У реба Шлемы, бывшего раввина, при аресте была окладистая борода; поэтому она ему, как положено, оставлена и в заключении. Реб — долговязый старик с изможденным, бледным, как мел, лицом, театрально оттеняемым черной с проседью бородой. В Норильске он работал столяром и сделал себе скрипку; так как других вещей у него не оказалось, то ее разрешили взять в этап. Наш скрипач — бессменный участник самодеятельности. Держась за нары, он ковыляет к столбу, становится под лампочкой над открытым ртом Библиотекаря, под аплодисменты контриков кланяется во все стороны и объявляет:
— Гуно. Аве Мария. Потом я добавлю еврейские мелодии.
Аплодисменты. Реб Шлема улыбается, кивает головой.
Выпрямляется. Пауза.
Лампочка в этом сыром и душном воздухе казалась большим розовым шаром со слегка радужной каймой. Она освещала уходящую вниз, к полу, деревянную колонну и прижавшегося к ней спиной человека — длинного, худого, похожего на привидение. У ног его, почти в полуметре, лежал на спине мертвец с аккуратно сложенными на груди вещами: донышко жестяной миски издали, с нар, казалось розовым кружком, а может быть и букетом цветов: лучи лампы так далеко вниз не достигали.
Реб Шлема держал в руках самодельную скрипку, — жалкое подобие настоящего музыкального инструмента, на котором в человеческих условиях играть нельзя. Но условия были нечеловеческие и играть было можно и нужно. Наверное, если бы реб Шлема не поднял лицо, действие только молитвы так не потрясло бы зрителей. Но он вскинул голову, лампочка осветила высокий лоб, черные опущенные книзу ресницы и окаймленные бородой впалые щеки, казавшиеся теперь чуть-чуть розовыми. Привидение стало проповедником или пророком. Человек у столба повел смычком, и молитва началась. Бритые грязные головы свесились с верхнего яруса, сидевшие внизу подняли лица, медленно, мало-помалу всё стихло, все звуки — кашель, стоны… Возня у параш стала в тишине громче. В тысячный раз чей-то голос с фальшивой бодростью начал: «Три танкиста…» — и смолк. Тишина ширилась и наполняла трюм; она достигла верхней двери и смолкло сипение насосов… Вот резавшиеся в карты урки подняли головы, на четвереньках поползли к наружному краю нар… Шлепанье карт смолкло. Урки легли на брюхо, подперли головы руками и уставились на лицо молящегося человека. «Вот гад», — растерянно прошептал один и застыл с раскрытым ртом. Никто не слушал мелодию: ее воспринимали всем телом, ее слушали глазами, не отрываясь глядя на бледное лицо музыканта. Это были мгновения, когда один человек смог говорить за сотни, и он сказал свое слово за каждого в отдельности, за его глубоко запрятанные в душе чувства, мучения и надежды. Для каждого из этих оборванцев трюм исчез и запечатанная баржа тоже, пала необходимость молчать и в себе самом носить свои муки: четыреста девяносто человек, замерших и недвижимых, страстно крикнули обо всем, что наболело и рвалось наружу, и этот немой крик всех облегчил: это было видно на лицах…

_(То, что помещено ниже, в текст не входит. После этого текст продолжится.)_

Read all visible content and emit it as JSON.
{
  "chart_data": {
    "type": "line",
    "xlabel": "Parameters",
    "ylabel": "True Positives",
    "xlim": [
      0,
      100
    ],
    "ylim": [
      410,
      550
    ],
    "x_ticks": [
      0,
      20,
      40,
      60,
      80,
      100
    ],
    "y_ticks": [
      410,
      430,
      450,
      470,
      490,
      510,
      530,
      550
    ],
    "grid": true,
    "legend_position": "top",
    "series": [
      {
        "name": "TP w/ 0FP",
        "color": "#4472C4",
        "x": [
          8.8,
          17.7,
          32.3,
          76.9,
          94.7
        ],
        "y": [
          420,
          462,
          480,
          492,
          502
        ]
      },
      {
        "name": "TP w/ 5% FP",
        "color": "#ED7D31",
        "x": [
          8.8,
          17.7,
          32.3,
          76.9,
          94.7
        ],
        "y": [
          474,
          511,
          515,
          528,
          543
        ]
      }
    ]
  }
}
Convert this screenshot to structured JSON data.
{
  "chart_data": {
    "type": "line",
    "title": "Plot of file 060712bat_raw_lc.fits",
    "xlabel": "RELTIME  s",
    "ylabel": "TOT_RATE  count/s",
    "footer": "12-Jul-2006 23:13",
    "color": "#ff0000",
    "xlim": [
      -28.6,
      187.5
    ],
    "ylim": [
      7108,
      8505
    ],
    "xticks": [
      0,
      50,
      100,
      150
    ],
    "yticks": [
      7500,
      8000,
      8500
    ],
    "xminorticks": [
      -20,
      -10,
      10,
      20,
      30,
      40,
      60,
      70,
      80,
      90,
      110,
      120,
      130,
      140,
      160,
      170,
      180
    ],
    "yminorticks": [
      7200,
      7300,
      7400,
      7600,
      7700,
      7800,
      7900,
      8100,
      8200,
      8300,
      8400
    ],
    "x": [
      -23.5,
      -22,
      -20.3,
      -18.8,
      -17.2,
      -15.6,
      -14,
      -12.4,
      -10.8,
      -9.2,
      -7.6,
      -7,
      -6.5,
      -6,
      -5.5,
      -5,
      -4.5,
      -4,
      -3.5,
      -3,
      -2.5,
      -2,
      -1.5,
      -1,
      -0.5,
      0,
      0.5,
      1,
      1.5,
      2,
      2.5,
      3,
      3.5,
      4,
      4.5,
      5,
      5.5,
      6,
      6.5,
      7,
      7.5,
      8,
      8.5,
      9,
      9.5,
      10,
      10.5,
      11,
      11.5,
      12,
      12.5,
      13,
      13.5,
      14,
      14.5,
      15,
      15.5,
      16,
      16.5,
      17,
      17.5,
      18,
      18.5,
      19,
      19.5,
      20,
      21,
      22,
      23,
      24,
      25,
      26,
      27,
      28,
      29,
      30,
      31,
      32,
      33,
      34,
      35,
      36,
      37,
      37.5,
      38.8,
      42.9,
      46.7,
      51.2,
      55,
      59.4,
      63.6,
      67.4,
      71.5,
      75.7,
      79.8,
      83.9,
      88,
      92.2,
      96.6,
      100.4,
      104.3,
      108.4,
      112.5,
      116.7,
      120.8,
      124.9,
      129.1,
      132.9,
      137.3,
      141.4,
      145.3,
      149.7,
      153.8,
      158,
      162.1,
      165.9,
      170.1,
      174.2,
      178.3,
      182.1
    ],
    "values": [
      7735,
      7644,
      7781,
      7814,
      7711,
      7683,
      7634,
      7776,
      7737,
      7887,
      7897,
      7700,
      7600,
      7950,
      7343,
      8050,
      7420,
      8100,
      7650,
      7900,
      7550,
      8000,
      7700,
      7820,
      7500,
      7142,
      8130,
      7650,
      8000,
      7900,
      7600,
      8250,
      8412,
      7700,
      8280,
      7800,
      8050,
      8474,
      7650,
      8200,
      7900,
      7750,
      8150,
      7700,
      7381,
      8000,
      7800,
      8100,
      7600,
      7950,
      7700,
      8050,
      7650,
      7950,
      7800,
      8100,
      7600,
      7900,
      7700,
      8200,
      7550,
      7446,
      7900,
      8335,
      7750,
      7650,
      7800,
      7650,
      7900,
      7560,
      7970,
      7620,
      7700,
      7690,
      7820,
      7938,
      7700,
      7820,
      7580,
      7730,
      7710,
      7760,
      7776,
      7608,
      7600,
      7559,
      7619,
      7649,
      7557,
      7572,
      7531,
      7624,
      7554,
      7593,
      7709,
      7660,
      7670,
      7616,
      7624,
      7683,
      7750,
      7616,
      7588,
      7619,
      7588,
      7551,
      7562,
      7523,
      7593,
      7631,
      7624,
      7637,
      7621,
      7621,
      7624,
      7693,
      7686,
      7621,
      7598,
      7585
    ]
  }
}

Музыкант сегодня в ударе, он владеет слушателями. Они щедры на аплодисменты, и реб Шлема играет долго и с увлечением. Концертные вещи. Еврейские религиозные мелодии. Наконец начинает долго и мучительно кашлять.
— «Лебедь» Сен-Санса! Еще еврейские песни! — кричат с места. Реб Шлема, улыбаясь, высоко поднимает и показывает на все стороны тряпочку — у него началось кровохарканье. Его отпускают.
Я снова у столба.
— Следующий номер нашей программы: любимец блатного мира, известный рассказчик романов Вова-Шимпанзе!